# "spritzy" Pinot Noir question? Am I getting double talked?



## St Allie (Dec 6, 2009)

have stuck this question here..as the most suitable forum for it.

Commercial Pinot Noir carbonated ? this isn't usual surely? It's the first time I have ever come across it and thought the winery may have had a problem degassing the batch.

I bought a bottle of "Devil's Staircase pinot noir 2008‏" from "Rockburn Winery NZ"
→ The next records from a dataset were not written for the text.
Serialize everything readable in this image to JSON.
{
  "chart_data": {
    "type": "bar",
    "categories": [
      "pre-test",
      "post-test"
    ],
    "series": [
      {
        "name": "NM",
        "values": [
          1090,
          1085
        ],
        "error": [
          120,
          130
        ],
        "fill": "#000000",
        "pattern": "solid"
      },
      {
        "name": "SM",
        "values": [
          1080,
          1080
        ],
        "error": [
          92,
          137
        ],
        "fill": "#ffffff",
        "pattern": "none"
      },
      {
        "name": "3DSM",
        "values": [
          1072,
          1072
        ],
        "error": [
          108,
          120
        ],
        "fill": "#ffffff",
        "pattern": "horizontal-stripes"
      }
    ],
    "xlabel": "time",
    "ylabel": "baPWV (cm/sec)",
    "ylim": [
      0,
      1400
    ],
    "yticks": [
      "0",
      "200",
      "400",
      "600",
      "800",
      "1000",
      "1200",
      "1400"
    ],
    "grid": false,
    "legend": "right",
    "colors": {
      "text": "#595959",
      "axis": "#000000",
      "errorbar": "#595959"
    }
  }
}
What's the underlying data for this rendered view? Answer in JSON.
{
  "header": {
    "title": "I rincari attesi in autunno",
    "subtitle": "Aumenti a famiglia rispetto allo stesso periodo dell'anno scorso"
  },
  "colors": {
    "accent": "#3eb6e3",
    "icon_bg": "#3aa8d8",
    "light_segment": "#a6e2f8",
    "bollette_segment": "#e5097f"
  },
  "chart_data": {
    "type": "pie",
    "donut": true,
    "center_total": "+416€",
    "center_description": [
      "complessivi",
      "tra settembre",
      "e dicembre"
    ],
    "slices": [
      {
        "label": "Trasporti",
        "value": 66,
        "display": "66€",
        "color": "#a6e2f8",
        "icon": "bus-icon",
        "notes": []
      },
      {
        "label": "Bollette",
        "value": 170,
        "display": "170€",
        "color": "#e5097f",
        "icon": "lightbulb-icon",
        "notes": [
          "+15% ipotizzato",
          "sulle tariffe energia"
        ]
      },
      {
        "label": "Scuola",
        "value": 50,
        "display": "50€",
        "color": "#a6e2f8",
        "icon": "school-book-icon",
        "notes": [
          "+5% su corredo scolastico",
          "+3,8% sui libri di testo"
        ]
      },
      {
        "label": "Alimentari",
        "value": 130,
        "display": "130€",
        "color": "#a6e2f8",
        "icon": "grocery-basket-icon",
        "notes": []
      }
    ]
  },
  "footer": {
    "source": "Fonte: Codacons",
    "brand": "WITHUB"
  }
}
On opening it , there was a definite Co2 problem.. Have emailed the company and they refer to it as 'spritziness'. And go on to defend it by stating

' The Devil's Staircase Pinot Noir form 2008 naturally has a relatively high level of dissolved CO2, it is not suffering from any microbial growth or other fault, and perception of the spritzyness varies a lot from customer to customer, often having a lot to do with the storage of the bottle prior to opening it. Suffice to say it has proved very popular on Air New Zealand international flights, where you might expect it to be most obvious!'


There's nothing on the bottle to indicate 'spritziness" and it was definately unpleasant to my palate. I have tipped the rest of the bottle down the sink anyway.

Allie


----------



## Wade E (Dec 6, 2009)

Ive had a few commercial wines that were gassy like what yu have stated which led me to believe that maybe I detect this more then others and cant stand it hence the reason I go as far asI do in degassing my wnes.


----------



## Tom (Dec 6, 2009)

I would have either decanted it or let it "breath" for 30+ minutes.
Something is wrong and they won't admit it blaming you for poor refrigeration . 
I would not buy anything from that winery again.


----------



## St Allie (Dec 6, 2009)

heheh Wade..

I was thinking that their comment was funny..

"Suffice to say it has proved very popular on Air New Zealand international flights, where you might expect it to be most obvious!'"

trap 200 people on an aeroplane for up to 24 hours.. and they'll drink anything..!

ok .. ok .. I know I'm being unreasonable .. however.. what has that got to do with my original comment as to gassiness?



Allie

OH and Tom?.. I bought the wine on the way to an impromptu BBQ at a friends place.. so it had been in my hands for half an hour.


----------



## Wade E (Dec 6, 2009)

There are plenty of people who actually like it that way as weve had our share of people asking for this sprightliness without carbing and needing C02 systems. I dont think it was a Pinot though I believe it was an Italian wine.


----------



## St Allie (Dec 6, 2009)

Well, I wish they had written slight carbonation or 'spritzyness" on the bottle.. I wouldn't have bought it if they had..

That's life!

Allie


----------



## Wade E (Dec 6, 2009)

And yet the people who like this type of wine dont know either!


----------



## rawlus (Dec 7, 2009)

in minor defense of the winery, there are some wines and wineries that do intentionally leave a bit of dissolved CO2 in them... sometimes for acidity sake, sometimes for style.
iv'e had italian gavis that have been frizzante, i've had portugese vino verde that has had the hint of co2 on the tongue, but no real bubbles in the glass, i've had some australian reds with sparkly - mostly shiraz.
not saying that is truly what the winery was going for, but if they are defending their position i would tend to believe them as any winery i have known, if the wine does not turn out as they intended, they take it back no questions or at the very least apologize profusely.

i agree though, usually it appears on the bottle in some way as frizzante or sparkling or something along those lines. tho the vino verde i've had in that style makes no mention on either. personally i think the sparkling is nice when paired with the right foods... something greasy/fatty, like chinese take-out or delivery pizza.


----------



## St Allie (Dec 7, 2009)

fair enough Rawlus,

it was unexpected to say the least..which is why I posted about it.

A first for me, prefer my reds to be uncarbonated.

Allie


----------



## Green Mountains (Dec 7, 2009)

I'd say that there response to you was akin to somebody tripping over there own feet and then covering themselves with an "I meant to do that" comment.


----------



## mmadmikes1 (Dec 8, 2009)

LOLOLI have never heard of people parring with Chineese take out or pizza. I thought BEER prred with these 2 or Coca Cola


----------



## xanxer82 (Dec 8, 2009)

With some take away shops, beer or wine plus the greasy food would equal a long night in the can. 
But from the right places, wine and take away food is great.


----------